Gin-soaked raisins: Are they purely placebo?
Q: Some people have told you that they think gin-soaked raisins only work through a placebo effect. I don’t care! Arthritis runs in my family; I and my five siblings have it. We are all in our 80s. I started on a drug many years ago and then switched to raisins as soon as I heard about them. I haven’t taken any drugs for my joint pain since. I live in a retirement community now, and am one of the few who can still go up and down the stairs from my second-floor apartment. My siblings, all unwilling to give the raisins a try, are on many different drugs and are very limited in what they can do. I couldn’t care less if the raisin remedy is all in my head. What’s more, raisins, even with gin, are much less expensive than the drugs my sibs have taken over these many years.
A: We first heard about gin-soaked raisins for arthritis more than 25 years ago. Since then, hundreds of people have told us that this home remedy is surprisingly effective against joint pain. As far as we can tell, researchers have shown no interest in this approach. There have been no clinical trials to test the effectiveness of gin-soaked raisins.
Q: After reading about green tea having a positive effect on vision, I wondered if there were any adverse interactions between green tea and prescription drugs. I take several heart drugs since having stents inserted in 2012. My Google search found an article suggesting it might interact with drugs. I’ve recently started drinking green tea, but I’m worried that it could interact with the beta blocker metoprolol I need to take. Should I not drink green tea at all?
A: Luckily, green tea and its active ingredient, epigallocatechin-3-gallate, do not appear to interact with metoprolol (European Journal of Heart Failure, May 2008). It does have other interesting interactions, however. Green tea can lower concentrations of the beta blocker blood pressure drug nadolol (European Journal of Clinical Pharmacology, June 2018). This could make the drug less effective. In addition, green tea compounds might affect blood levels of the cholesterol-lowering drugs simvastatin and rosuvastatin (Journal of Food and Drug Analysis, April 2018).
Q: I’ve always read labels carefully and avoided antiperspirants with aluminum. However, I thought that natural crystal deodorants containing potassium alum would be safe. After all, I’ve used alum for making pickles. You have written that alum is actually aluminum. Now I feel terrible that I have not only used crystal deodorant myself, but I have also given it as gifts to my entire family.
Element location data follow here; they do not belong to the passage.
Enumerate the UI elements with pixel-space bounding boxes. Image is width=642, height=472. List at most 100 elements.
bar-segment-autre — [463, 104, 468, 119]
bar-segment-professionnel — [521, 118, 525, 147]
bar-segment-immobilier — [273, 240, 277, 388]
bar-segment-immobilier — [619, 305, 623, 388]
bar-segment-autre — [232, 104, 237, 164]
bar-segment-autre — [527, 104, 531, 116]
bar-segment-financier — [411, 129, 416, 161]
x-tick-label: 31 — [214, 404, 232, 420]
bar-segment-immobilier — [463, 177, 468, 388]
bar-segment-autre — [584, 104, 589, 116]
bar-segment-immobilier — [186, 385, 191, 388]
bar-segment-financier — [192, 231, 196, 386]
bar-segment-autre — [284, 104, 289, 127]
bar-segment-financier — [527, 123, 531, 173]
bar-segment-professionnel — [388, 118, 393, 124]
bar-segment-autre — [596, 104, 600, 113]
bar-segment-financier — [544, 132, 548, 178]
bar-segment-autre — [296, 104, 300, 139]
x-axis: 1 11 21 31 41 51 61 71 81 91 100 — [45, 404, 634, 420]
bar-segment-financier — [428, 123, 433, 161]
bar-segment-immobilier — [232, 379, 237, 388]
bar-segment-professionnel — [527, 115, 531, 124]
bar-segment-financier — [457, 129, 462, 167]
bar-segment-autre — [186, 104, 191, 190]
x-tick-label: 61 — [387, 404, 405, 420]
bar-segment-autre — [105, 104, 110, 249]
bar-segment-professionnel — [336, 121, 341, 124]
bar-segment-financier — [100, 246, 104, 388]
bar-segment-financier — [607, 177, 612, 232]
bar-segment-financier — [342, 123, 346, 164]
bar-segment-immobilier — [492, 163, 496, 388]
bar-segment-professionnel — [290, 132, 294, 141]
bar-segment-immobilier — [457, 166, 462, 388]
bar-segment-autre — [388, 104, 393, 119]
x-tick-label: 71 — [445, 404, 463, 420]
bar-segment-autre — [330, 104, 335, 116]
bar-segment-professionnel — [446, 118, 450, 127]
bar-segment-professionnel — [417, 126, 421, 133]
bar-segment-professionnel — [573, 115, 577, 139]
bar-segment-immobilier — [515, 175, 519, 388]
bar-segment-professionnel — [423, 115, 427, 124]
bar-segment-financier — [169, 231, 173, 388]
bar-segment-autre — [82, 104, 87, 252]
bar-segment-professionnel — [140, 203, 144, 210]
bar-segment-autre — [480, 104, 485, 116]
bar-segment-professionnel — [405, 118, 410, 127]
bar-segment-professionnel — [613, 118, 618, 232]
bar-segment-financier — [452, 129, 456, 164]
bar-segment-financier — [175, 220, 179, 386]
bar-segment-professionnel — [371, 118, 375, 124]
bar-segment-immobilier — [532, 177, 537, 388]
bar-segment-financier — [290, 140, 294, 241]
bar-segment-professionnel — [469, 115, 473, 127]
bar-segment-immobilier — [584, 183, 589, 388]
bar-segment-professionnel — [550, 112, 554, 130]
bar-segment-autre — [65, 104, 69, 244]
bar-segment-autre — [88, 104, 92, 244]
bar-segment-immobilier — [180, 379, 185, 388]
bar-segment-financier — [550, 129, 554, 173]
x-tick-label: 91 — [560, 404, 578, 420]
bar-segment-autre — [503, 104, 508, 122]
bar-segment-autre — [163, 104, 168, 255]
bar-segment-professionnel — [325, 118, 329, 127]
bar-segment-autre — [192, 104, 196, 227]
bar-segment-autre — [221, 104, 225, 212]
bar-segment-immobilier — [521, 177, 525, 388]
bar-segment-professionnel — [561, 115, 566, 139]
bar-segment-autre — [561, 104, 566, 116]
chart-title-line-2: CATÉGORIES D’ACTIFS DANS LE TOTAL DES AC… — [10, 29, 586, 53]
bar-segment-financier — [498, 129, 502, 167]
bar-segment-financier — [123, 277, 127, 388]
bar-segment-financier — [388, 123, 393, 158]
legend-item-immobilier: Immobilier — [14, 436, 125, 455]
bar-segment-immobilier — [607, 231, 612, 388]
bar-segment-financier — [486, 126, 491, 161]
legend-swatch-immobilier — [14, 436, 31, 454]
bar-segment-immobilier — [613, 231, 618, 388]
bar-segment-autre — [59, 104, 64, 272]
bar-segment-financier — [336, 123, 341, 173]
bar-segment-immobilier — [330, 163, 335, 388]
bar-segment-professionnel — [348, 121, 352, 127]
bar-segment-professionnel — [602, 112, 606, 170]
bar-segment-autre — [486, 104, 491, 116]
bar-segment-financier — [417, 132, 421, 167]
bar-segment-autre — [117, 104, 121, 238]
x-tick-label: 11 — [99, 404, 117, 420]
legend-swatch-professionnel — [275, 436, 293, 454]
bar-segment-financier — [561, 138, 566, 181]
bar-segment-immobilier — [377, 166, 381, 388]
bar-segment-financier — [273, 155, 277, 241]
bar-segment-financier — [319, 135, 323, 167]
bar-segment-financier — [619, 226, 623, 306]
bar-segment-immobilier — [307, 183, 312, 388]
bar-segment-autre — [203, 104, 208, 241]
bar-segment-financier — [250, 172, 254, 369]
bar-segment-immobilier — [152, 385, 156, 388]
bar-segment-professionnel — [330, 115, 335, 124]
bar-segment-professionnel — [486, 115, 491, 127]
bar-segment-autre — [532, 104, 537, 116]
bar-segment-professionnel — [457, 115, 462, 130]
I wonder how many other people have been fooled.
A: Alum is an aluminum “salt.” One of the most common forms is aluminum potassium sulfate. It is used in water treatment plants to help solidify floating particles so the water looks clear. Alum is also used in pickling. Pharmacies sell styptic pencils that contain alum. It can stop the bleeding from a shaving cut. Natural crystal ”rock” deodorants often list alum or potassium alum as the primary ingredient. Antiperspirants also contain aluminum salts such as aluminum chlorohydrate. In fact, the Food and Drug Administration requires aluminum salts in all antiperspirants. That’s because such compounds cause swelling of the pores in underarm skin. As a result, the sweat glands are blocked and sweat can’t escape. Although the FDA considers aluminum salts safe, some scientists disagree. They worry that aluminum salts might act to change the way that hormones act in the body, including in breast tissue (Journal of Molecular Biochemistry, 2018).